Stark remembered the enemy soldiers firing down the wide headquarters hallway, fast and accurate, toward the unarmored soldiers huddled behind the doorway. "Maybe. If somebody doesn't mind dying trying to get to it." He slammed one fist furiously into the other palm. "That vid didn't help. Just gave me enough information to scare the hell out of me."

"You couldn't have known that until you tried it," Vic reminded him. "At least we know parts of the attack are being held up."

"Yeah."
Held up by the lives of my friends. Don't think about Murphy and Robin. Whatever happened has happened, maybe even before I saw it. Nothing you can do right now. How long will Gomez and Mendo and his dad last? The raiders will push them hard. Holding them off will mean firing a lot. Pretty soon, no more ammo. Then they'll be toast. Be smart enough to run, Anita.
Even as Stark made that last, prayerful wish, he knew Corporal Gomez wouldn't run while she could still fight.

"I've got a sensor active," one of the watch-standers reported, face fixed with concentration as he scanned his data. "No. Dead again. It recorded firing in Corridor Six Delta before I lost it."

"Where in Six Delta?" Tanaka demanded. "Narrow it down."

"I can't, Sergeant! It was echoing. Without the main sensor grid I couldn't get a fix."

"Six Delta." Stark studied the map of the headquarters complex as Corporal Kloster manually placed a threat symbol in that corridor. "So maybe we have firing here, here, or here. Maybe. What're they after, Vic? Just this place, or something else?"

She stared intently, then shook her head. "I can't tell. All the corridors intersect, and some of the enemy groups ran into our people before they reached where they were going. They already nailed Security Central and the Commanding General's suite. I'd guess this is the last one of their main objectives."

"Yeah. And anybody who hasn't run into our people oughta be here by now." He switched circuits, calling the sentry in the corridor outside. "Fournier, you see or hear anything?"

"No, sir. Real quiet, except for a lot of echoes. I don't—hey! Look out!"

The thunder of firing reached through the door as Stark called up vid from Fournier's battle armor, catching a brief glimpse of armored foes almost hidden by the threat symbology streaming from them toward the sentry. Then the vid died as Private Fournier did. "Everybody get down! "Vic, main door."

"Got it." She was already palming the door closed, shutting off a swarm of bullets that battered against the barrier like angry hornets, then yanked a grenade from her belt, crouching next to the doorway.
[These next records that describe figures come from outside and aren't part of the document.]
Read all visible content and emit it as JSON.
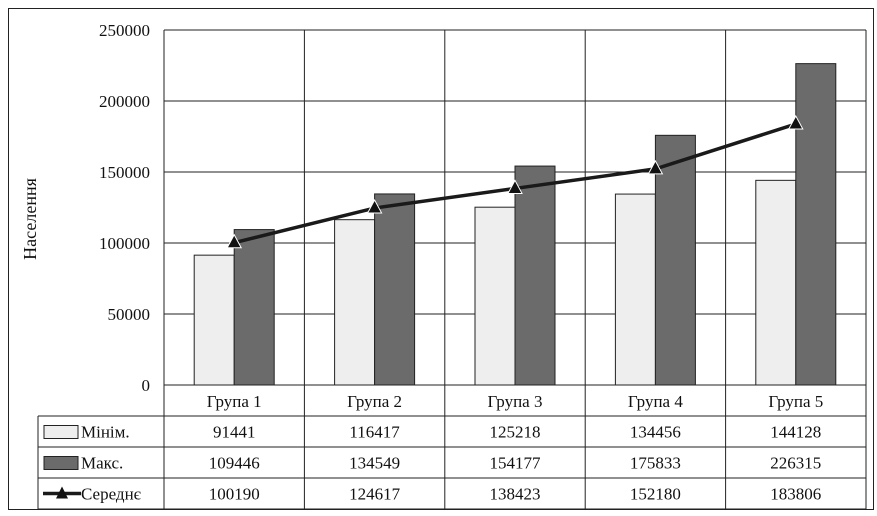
{
  "chart_data": {
    "type": "bar",
    "ylabel": "Населення",
    "ylim": [
      0,
      250000
    ],
    "yticks": [
      "0",
      "50000",
      "100000",
      "150000",
      "200000",
      "250000"
    ],
    "grid": true,
    "categories": [
      "Група 1",
      "Група 2",
      "Група 3",
      "Група 4",
      "Група 5"
    ],
    "series": [
      {
        "name": "Мінім.",
        "type": "bar",
        "color": "#eeeeee",
        "values": [
          91441,
          116417,
          125218,
          134456,
          144128
        ]
      },
      {
        "name": "Макс.",
        "type": "bar",
        "color": "#6b6b6b",
        "values": [
          109446,
          134549,
          154177,
          175833,
          226315
        ]
      },
      {
        "name": "Середнє",
        "type": "line",
        "color": "#1a1a1a",
        "marker": "triangle",
        "values": [
          100190,
          124617,
          138423,
          152180,
          183806
        ]
      }
    ],
    "legend_placement": "data-table"
  },
  "table_cells": [
    [
      "91441",
      "116417",
      "125218",
      "134456",
      "144128"
    ],
    [
      "109446",
      "134549",
      "154177",
      "175833",
      "226315"
    ],
    [
      "100190",
      "124617",
      "138423",
      "152180",
      "183806"
    ]
  ]
}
Stark brought his weapon around smoothly, kneeling behind the nearest console to steady his aim on the entrance. Vic waited a moment, roughly gauging the timing, then activated her grenade, holding up first one, then two, then three fingers. On the third, Vic triggered the door open, then shut. As it bobbled open half a meter before halting to slam back, she tossed the grenade through the gap, then shoved herself away to escape the flurry of shots crashing through the temporary access.

By the time the rumble of the grenade's detonation died, Vic was back near Stark, also in firing position. A few moments later, the door shivered, light suddenly appearing on all four sides as an explosive strip tore it free, then fell inward with slow majesty under Luna's weak tug. Wood splinters from the ornate paneling on the outside of the door spun dreamily through the air, shaking as they flew from the shockwaves of bullets ripping past them into the Command Center.